Backlash..
Hello tout le monde…Cette première semaine professionnelle ne commence pas vraiment bien.. C’est à peine la rentrée des classes que j’ai l’impression que mon prof principal veut déjà me faire redoubler…(en considérant que je suis passé en classe supérieure..ce dont je doute fortement compte tenu du niveau de mes responsabilités…). Tout le monde ou presque est de retour de vacances avec son lot de petites histoires à raconter, les campings de la côte basque, les ferias de Bayonne, la visite des pays scandinaves, la semaine à Barcelone…bref des petits moments de purs bonheur, qui arrivent une ou deux fois dans l’année, et que l’on ne savoure pas assez une fois sur place… Je me souviens de ces soirées passées parmi les gitans à chanter, les doigts dansant sur une vieille guitare autour d’un feu éclairant les caravanes.. , Ces journées à nager dans l’eau transparente de la Polynésie, à faire la course avec des tortues, dans un silence tellement apaisant.., On se rend vite compte à quel point la négociation d’un floor down and out à prime remboursable est bien peu de choses…sans parler du peu d’intérêt du crédit in fine ( que d’esprit…). Bref toutes ces prises de têtes quotidiennes sont bien peu de choses à coté de la beautiful life, celle dont on se remémore les moindres instants, celle qui nous fait sourire et penser « vivement l’année prochaine ! ». Je n’ai pas le souvenir d’avoir ressenti ce sentiment de bien-être, d’apaisement que nous procure la nature et ces paysages, dans le milieu professionnel…Comment éprouver cette sensation de plenitude que procure le surf ? Dans une rame métro ? Et l’extase des ballades à cheval ? Sur le périph ?

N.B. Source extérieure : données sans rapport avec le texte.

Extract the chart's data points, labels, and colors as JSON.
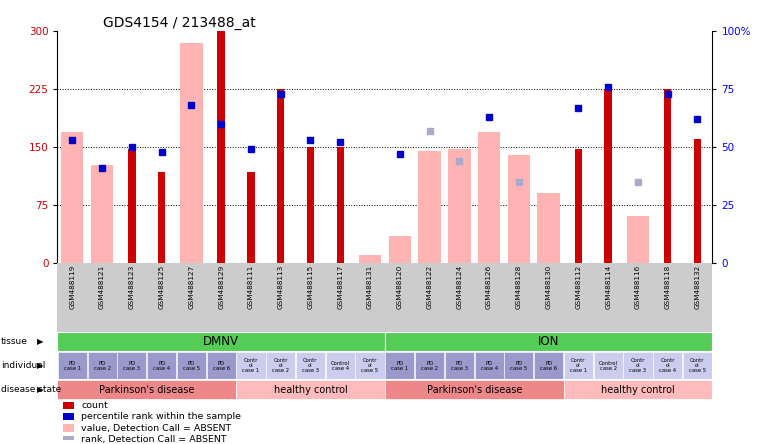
{
  "title": "GDS4154 / 213488_at",
  "samples": [
    "GSM488119",
    "GSM488121",
    "GSM488123",
    "GSM488125",
    "GSM488127",
    "GSM488129",
    "GSM488111",
    "GSM488113",
    "GSM488115",
    "GSM488117",
    "GSM488131",
    "GSM488120",
    "GSM488122",
    "GSM488124",
    "GSM488126",
    "GSM488128",
    "GSM488130",
    "GSM488112",
    "GSM488114",
    "GSM488116",
    "GSM488118",
    "GSM488132"
  ],
  "value_absent": [
    170,
    127,
    null,
    null,
    285,
    null,
    null,
    null,
    null,
    null,
    10,
    35,
    145,
    148,
    170,
    140,
    90,
    null,
    null,
    60,
    null,
    null
  ],
  "count": [
    null,
    null,
    147,
    117,
    null,
    300,
    118,
    225,
    150,
    150,
    null,
    null,
    null,
    null,
    null,
    null,
    null,
    148,
    225,
    null,
    225,
    160
  ],
  "rank_pct": [
    53,
    41,
    50,
    48,
    68,
    60,
    49,
    73,
    53,
    52,
    null,
    47,
    null,
    null,
    63,
    null,
    null,
    67,
    76,
    null,
    73,
    62
  ],
  "rank_absent": [
    null,
    null,
    null,
    null,
    null,
    null,
    null,
    null,
    null,
    null,
    null,
    null,
    57,
    44,
    null,
    35,
    null,
    null,
    null,
    35,
    null,
    null
  ],
  "ylim_left": [
    0,
    300
  ],
  "yticks_left": [
    0,
    75,
    150,
    225,
    300
  ],
  "yticks_right": [
    0,
    25,
    50,
    75,
    100
  ],
  "hlines": [
    75,
    150,
    225
  ],
  "color_value_absent": "#ffb3b3",
  "color_count": "#cc0000",
  "color_rank_pct": "#0000cc",
  "color_rank_absent": "#aaaacc",
  "color_tissue": "#55cc55",
  "color_pd": "#ee8888",
  "color_hc": "#ffbbbb",
  "color_indiv_pd": "#9999cc",
  "color_indiv_hc": "#ccccee",
  "tissue_labels": [
    "DMNV",
    "ION"
  ],
  "tissue_ranges": [
    [
      0,
      10
    ],
    [
      11,
      21
    ]
  ],
  "pd_ranges_dmnv": [
    0,
    5
  ],
  "hc_ranges_dmnv": [
    6,
    10
  ],
  "pd_ranges_ion": [
    11,
    16
  ],
  "hc_ranges_ion": [
    17,
    21
  ],
  "indiv_labels": [
    "PD\ncase 1",
    "PD\ncase 2",
    "PD\ncase 3",
    "PD\ncase 4",
    "PD\ncase 5",
    "PD\ncase 6",
    "Contr\nol\ncase 1",
    "Contr\nol\ncase 2",
    "Contr\nol\ncase 3",
    "Control\ncase 4",
    "Contr\nol\ncase 5",
    "PD\ncase 1",
    "PD\ncase 2",
    "PD\ncase 3",
    "PD\ncase 4",
    "PD\ncase 5",
    "PD\ncase 6",
    "Contr\nol\ncase 1",
    "Control\ncase 2",
    "Contr\nol\ncase 3",
    "Contr\nol\ncase 4",
    "Contr\nol\ncase 5"
  ],
  "disease_regions": [
    [
      0,
      5,
      "Parkinson's disease",
      "#ee8888"
    ],
    [
      6,
      10,
      "healthy control",
      "#ffbbbb"
    ],
    [
      11,
      16,
      "Parkinson's disease",
      "#ee8888"
    ],
    [
      17,
      21,
      "healthy control",
      "#ffbbbb"
    ]
  ],
  "legend_items": [
    [
      "#cc0000",
      "count"
    ],
    [
      "#0000cc",
      "percentile rank within the sample"
    ],
    [
      "#ffb3b3",
      "value, Detection Call = ABSENT"
    ],
    [
      "#aaaacc",
      "rank, Detection Call = ABSENT"
    ]
  ]
}
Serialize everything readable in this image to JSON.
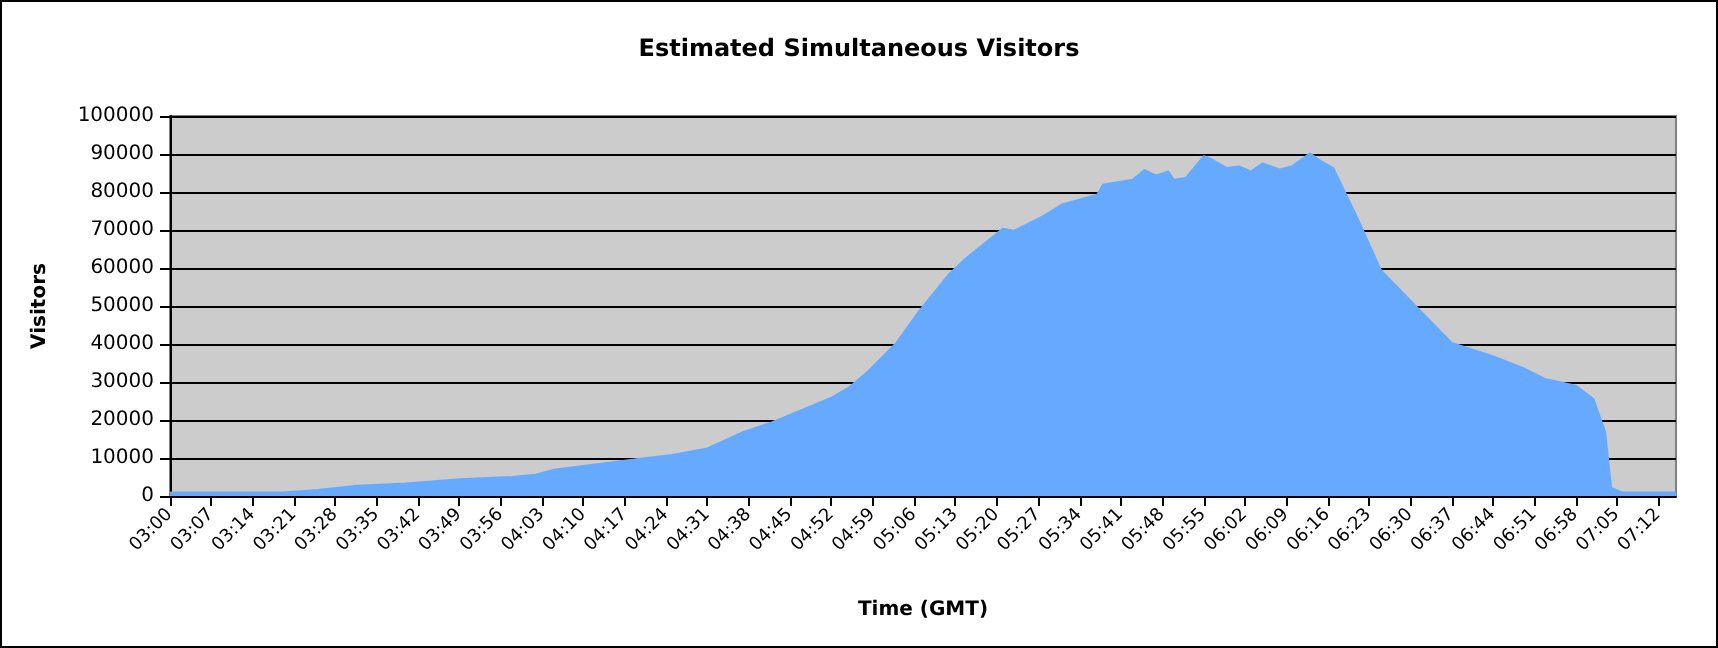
{
  "chart_data": {
    "type": "area",
    "title": "Estimated Simultaneous Visitors",
    "xlabel": "Time (GMT)",
    "ylabel": "Visitors",
    "x": [
      3,
      3.317,
      3.417,
      3.517,
      3.667,
      3.817,
      3.967,
      4.033,
      4.083,
      4.217,
      4.333,
      4.417,
      4.517,
      4.617,
      4.7,
      4.767,
      4.867,
      4.917,
      4.967,
      5.05,
      5.117,
      5.2,
      5.25,
      5.35,
      5.383,
      5.467,
      5.517,
      5.617,
      5.633,
      5.717,
      5.75,
      5.783,
      5.817,
      5.833,
      5.867,
      5.917,
      5.933,
      5.983,
      6.017,
      6.05,
      6.083,
      6.133,
      6.167,
      6.217,
      6.25,
      6.283,
      6.35,
      6.417,
      6.517,
      6.617,
      6.733,
      6.817,
      6.883,
      6.967,
      7.017,
      7.05,
      7.067,
      7.1,
      7.25
    ],
    "series": [
      {
        "color": "#66aaff",
        "values": [
          900,
          900,
          1600,
          2600,
          3300,
          4400,
          5000,
          5600,
          6900,
          8500,
          9900,
          10800,
          12500,
          16800,
          19400,
          22000,
          25900,
          28600,
          32500,
          40300,
          49000,
          58500,
          62800,
          70300,
          69800,
          73800,
          76700,
          79300,
          81900,
          83200,
          85800,
          84300,
          85400,
          83200,
          83700,
          89400,
          88900,
          86300,
          86700,
          85400,
          87500,
          85900,
          86800,
          90100,
          88000,
          86300,
          73300,
          59400,
          49800,
          40300,
          36800,
          33700,
          30700,
          29000,
          25500,
          16800,
          2100,
          900,
          900
        ]
      }
    ],
    "xlim": [
      3,
      7.25
    ],
    "xticks": [
      {
        "value": 3,
        "label": "03:00"
      },
      {
        "value": 3.1167,
        "label": "03:07"
      },
      {
        "value": 3.2333,
        "label": "03:14"
      },
      {
        "value": 3.35,
        "label": "03:21"
      },
      {
        "value": 3.4667,
        "label": "03:28"
      },
      {
        "value": 3.5833,
        "label": "03:35"
      },
      {
        "value": 3.7,
        "label": "03:42"
      },
      {
        "value": 3.8167,
        "label": "03:49"
      },
      {
        "value": 3.9333,
        "label": "03:56"
      },
      {
        "value": 4.05,
        "label": "04:03"
      },
      {
        "value": 4.1667,
        "label": "04:10"
      },
      {
        "value": 4.2833,
        "label": "04:17"
      },
      {
        "value": 4.4,
        "label": "04:24"
      },
      {
        "value": 4.5167,
        "label": "04:31"
      },
      {
        "value": 4.6333,
        "label": "04:38"
      },
      {
        "value": 4.75,
        "label": "04:45"
      },
      {
        "value": 4.8667,
        "label": "04:52"
      },
      {
        "value": 4.9833,
        "label": "04:59"
      },
      {
        "value": 5.1,
        "label": "05:06"
      },
      {
        "value": 5.2167,
        "label": "05:13"
      },
      {
        "value": 5.3333,
        "label": "05:20"
      },
      {
        "value": 5.45,
        "label": "05:27"
      },
      {
        "value": 5.5667,
        "label": "05:34"
      },
      {
        "value": 5.6833,
        "label": "05:41"
      },
      {
        "value": 5.8,
        "label": "05:48"
      },
      {
        "value": 5.9167,
        "label": "05:55"
      },
      {
        "value": 6.0333,
        "label": "06:02"
      },
      {
        "value": 6.15,
        "label": "06:09"
      },
      {
        "value": 6.2667,
        "label": "06:16"
      },
      {
        "value": 6.3833,
        "label": "06:23"
      },
      {
        "value": 6.5,
        "label": "06:30"
      },
      {
        "value": 6.6167,
        "label": "06:37"
      },
      {
        "value": 6.7333,
        "label": "06:44"
      },
      {
        "value": 6.85,
        "label": "06:51"
      },
      {
        "value": 6.9667,
        "label": "06:58"
      },
      {
        "value": 7.0833,
        "label": "07:05"
      },
      {
        "value": 7.2,
        "label": "07:12"
      }
    ],
    "ylim": [
      0,
      100000
    ],
    "yticks": [
      0,
      10000,
      20000,
      30000,
      40000,
      50000,
      60000,
      70000,
      80000,
      90000,
      100000
    ],
    "grid": "y",
    "marker": "none"
  }
}
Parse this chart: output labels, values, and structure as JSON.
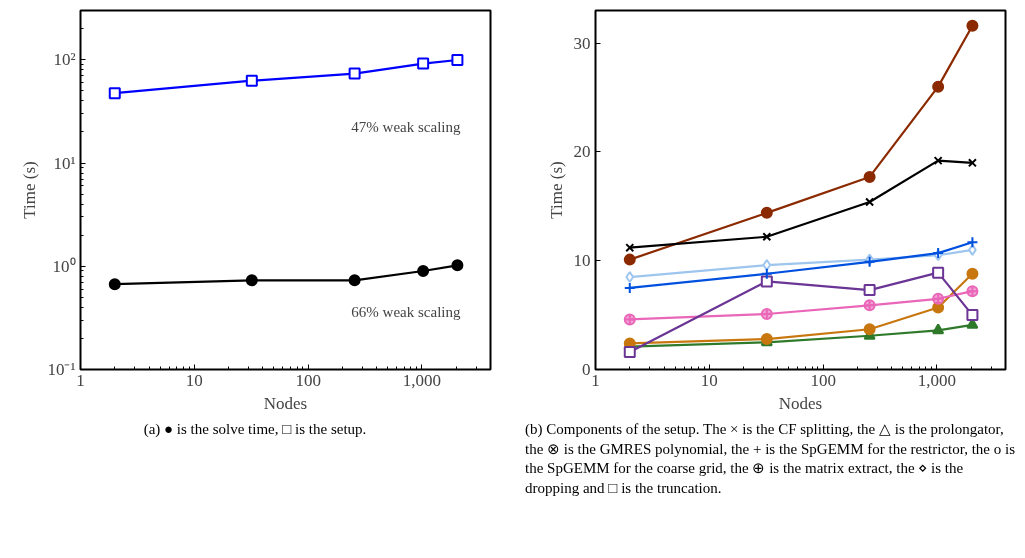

Non..je ne vois vraiment pas comment on peut tripper dans cette ville sombre, où l’atmosphère pue la déprime quand ce n’est pas la pisse. Les pigeons ne sont plus des oiseaux mais de véritables rats volants, venant se battre à vos pieds pour un morceau de nerf tombés d’un kebab.. Ce n’est plus le chant des cigales, l’odeur de la lavande et le goût de la mauresque, mais la plainte du RER, l’odeur des égouts, et les effluves du Macdo…Les entreprises puent le fric, ceux qui en sortent sont simplement puant. Sans parler du spectacle qu’est celui d’une région où les cheminées ont laissé place aux cités…Enfin…ça ne me donne vraiment pas envie de m’éterniser ici…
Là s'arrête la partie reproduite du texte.